After Marnell was freed, the producer of Crimewatch wrote a letter complaining to The Guardian newspaper about their coverage, noting that the paper had wrongly claimed that Marnell was named as a suspect for "looking like the actor" in the programme and highlighting that although some had failed to pick Marnell out, the carpenter (the main witness) repeatedly insisted that the man he had chased was indeed Marnell.

==Continuing publicity==
Bradley's murder was highlighted again by The Independent in 2000, when they revealed that the Metropolitan Police had the worst clear-up rate for murder in Britain. In 2001 it was reported that the Bradley murder would be one of several subject to new forensic examinations in attempts to solve the case.

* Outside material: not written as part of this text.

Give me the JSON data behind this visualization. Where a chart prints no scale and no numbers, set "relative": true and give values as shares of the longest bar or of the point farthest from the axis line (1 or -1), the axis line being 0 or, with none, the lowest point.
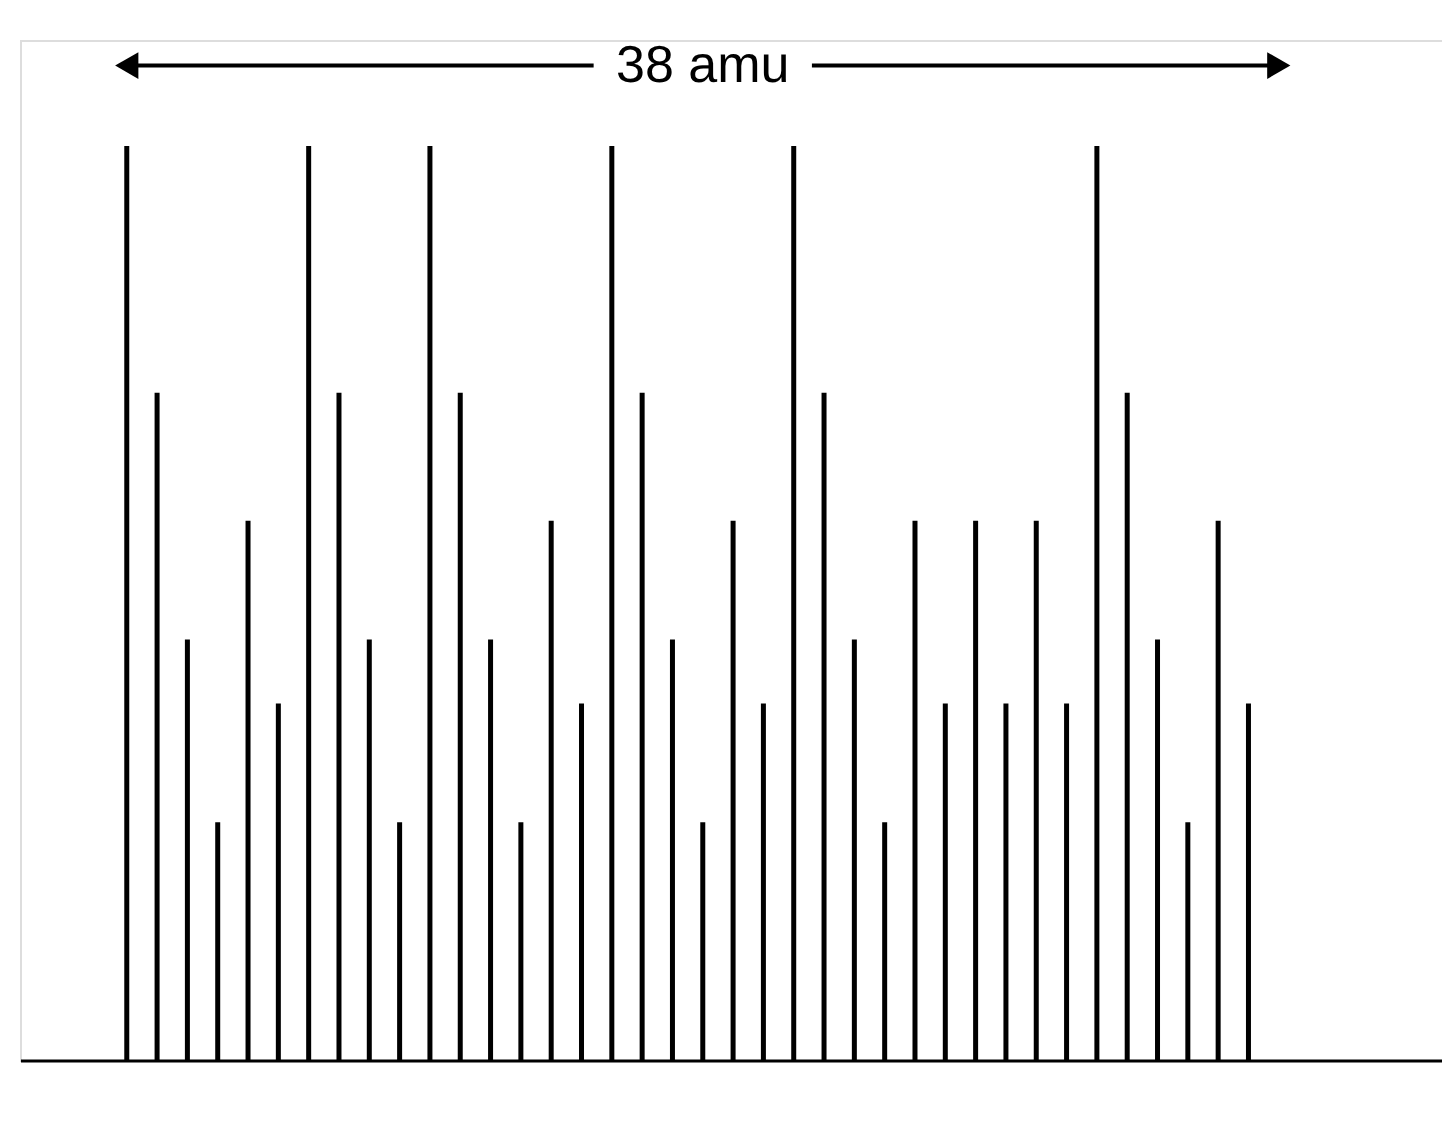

In 2008, after the conviction of Robert Napper for the murder of Rachel Nickell on Wimbledon Common in 1992, it was reported that detectives would investigate Napper on possible links to the Bradley murder, as well as to the murder of Claire Tiltman in 1993 (which he was later proven to have not committed) and the murder of Penny Bell. The murder of Bradley was subsequently mentioned in Laurence Alison and Marie Eyres's 2009 book on Napper titled Killer in the Shadows: The Monstrous Crimes of Robert Napper. On 28 March 2013, an episode of Criminologist David Wilson's series Killers Behind Bars: The Untold Story aired that investigated possible links between Napper and the Bradley murder.

Bradley's murder has been noted as one of the most notorious unsolved UK cases. The case continues to receive publicity.